The move allows Atlanta-based Delta to avoid ceding more control in exchange for new federal funds. It also highlights the airline’s ability to tap capital markets and the continued popularity of credit cards offering frequent flyer miles despite a sharp decline in air travel.
Delta secured $ 5.4 billion in federal aid through the CARES law passed by Congress and had signed a letter of intent giving it the option to also take out a $ 4.6 billion loan under the federal assistance program.
However, the airline said on Monday that it had no plans to take the loan from the US Treasury Department. Instead, it will take on an additional $ 6.5 billion in debt backed by SkyMiles, including rights, intellectual property and other guarantees in the loyalty program.
Although obtaining a private loan means Delta mortgages its loyalty program, airlines should provide the government with warrants, equity or senior debt as a condition of accepting federal loans. . That could have given the federal government ownership of shares in Delta, which has already provided the government with warrants for about 1% of its shares over five years, tied to the $ 5.4 billion in relief funds.
Federal loan terms would also restrict the amount airlines pay executives and restrict their ability to repurchase shares and pay dividends for up to a year after the loan is repaid. The loans are intended to be available to airlines that do not otherwise have reasonably available credit, according to the CARES Act, passed by Congress in March in response to the coronavirus pandemic.
In return for more than $ 5 billion in federal aid earlier this year under the same program, Delta agreed not to lay off workers until October.
Delta’s frequent flyer program has over 100 million members and generated $ 6.1 billion in cash from the sale of miles to its SkyMiles credit card partner American Express, SkyTeam airlines and others partners. These partners distribute Delta miles to their customers as an incentive for purchases and other transactions.
Prior to entering into this SkyMiles deal, Delta had accumulated nearly $ 16 billion in cash with the help of CARES Act funding and through further indebtedness.
But the airline is still spending around $ 27 million in cash per day as demand for travel remains low. Air travel fell almost 97% in mid-April and is still down by around 67% as many Americans avoid flying during the pandemic.
With the sharp decline in travel, Delta saw a 78% drop in miles redeemed in the first half of the year, leading to a drop in rewards revenue. However, frequent travelers continued to use their Delta SkyMiles credit cards and cash from sales to American Express only declined by 5%, according to Delta.

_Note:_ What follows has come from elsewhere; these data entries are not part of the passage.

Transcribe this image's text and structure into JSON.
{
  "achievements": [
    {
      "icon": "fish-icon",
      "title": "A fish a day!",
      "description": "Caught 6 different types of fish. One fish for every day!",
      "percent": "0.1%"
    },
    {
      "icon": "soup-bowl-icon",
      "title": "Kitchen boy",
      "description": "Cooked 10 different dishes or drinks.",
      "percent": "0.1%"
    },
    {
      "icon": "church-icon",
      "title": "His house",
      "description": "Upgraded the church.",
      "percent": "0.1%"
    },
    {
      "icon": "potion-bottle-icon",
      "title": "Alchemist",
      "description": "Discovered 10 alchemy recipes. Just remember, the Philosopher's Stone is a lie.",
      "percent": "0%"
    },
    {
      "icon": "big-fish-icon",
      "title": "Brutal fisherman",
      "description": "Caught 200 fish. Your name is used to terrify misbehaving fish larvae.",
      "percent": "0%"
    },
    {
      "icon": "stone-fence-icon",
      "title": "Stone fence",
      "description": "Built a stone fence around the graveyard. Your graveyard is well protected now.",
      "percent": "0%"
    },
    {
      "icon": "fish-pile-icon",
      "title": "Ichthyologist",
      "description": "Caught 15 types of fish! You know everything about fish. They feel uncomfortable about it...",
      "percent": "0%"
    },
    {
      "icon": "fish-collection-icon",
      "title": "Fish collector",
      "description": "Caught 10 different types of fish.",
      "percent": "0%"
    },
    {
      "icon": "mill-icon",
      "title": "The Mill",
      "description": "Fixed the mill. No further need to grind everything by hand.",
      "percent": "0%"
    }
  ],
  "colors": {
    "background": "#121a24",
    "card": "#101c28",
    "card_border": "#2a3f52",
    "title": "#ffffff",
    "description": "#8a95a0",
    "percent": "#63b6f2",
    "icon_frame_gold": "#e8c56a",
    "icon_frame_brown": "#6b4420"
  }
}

Over the years, other airlines have tried different models with their frequent flyer programs, including duplicating the programs to make them separate businesses. United and American have also recently taken out loans against their loyalty programs.
With the creation of a new SkyMiles subsidiary, Delta will purchase miles from the subsidiary for issuance to frequent flyers, and the subsidiary will purchase seats from Delta when frequent travelers reserve seats using miles. American Express and other SkyMiles partners will purchase miles from the affiliate for issuance to credit cardholders.
The SkyMiles program and its partnership with American Express have become a growing contributor to Delta’s business in recent years, with the American Express partnership contributing more than $ 4 billion to Delta in 2019, up from $ 2 billion in 2014.
SkyMiles frequent flyer members account for more than 60% of Delta’s ticket revenue, according to Delta.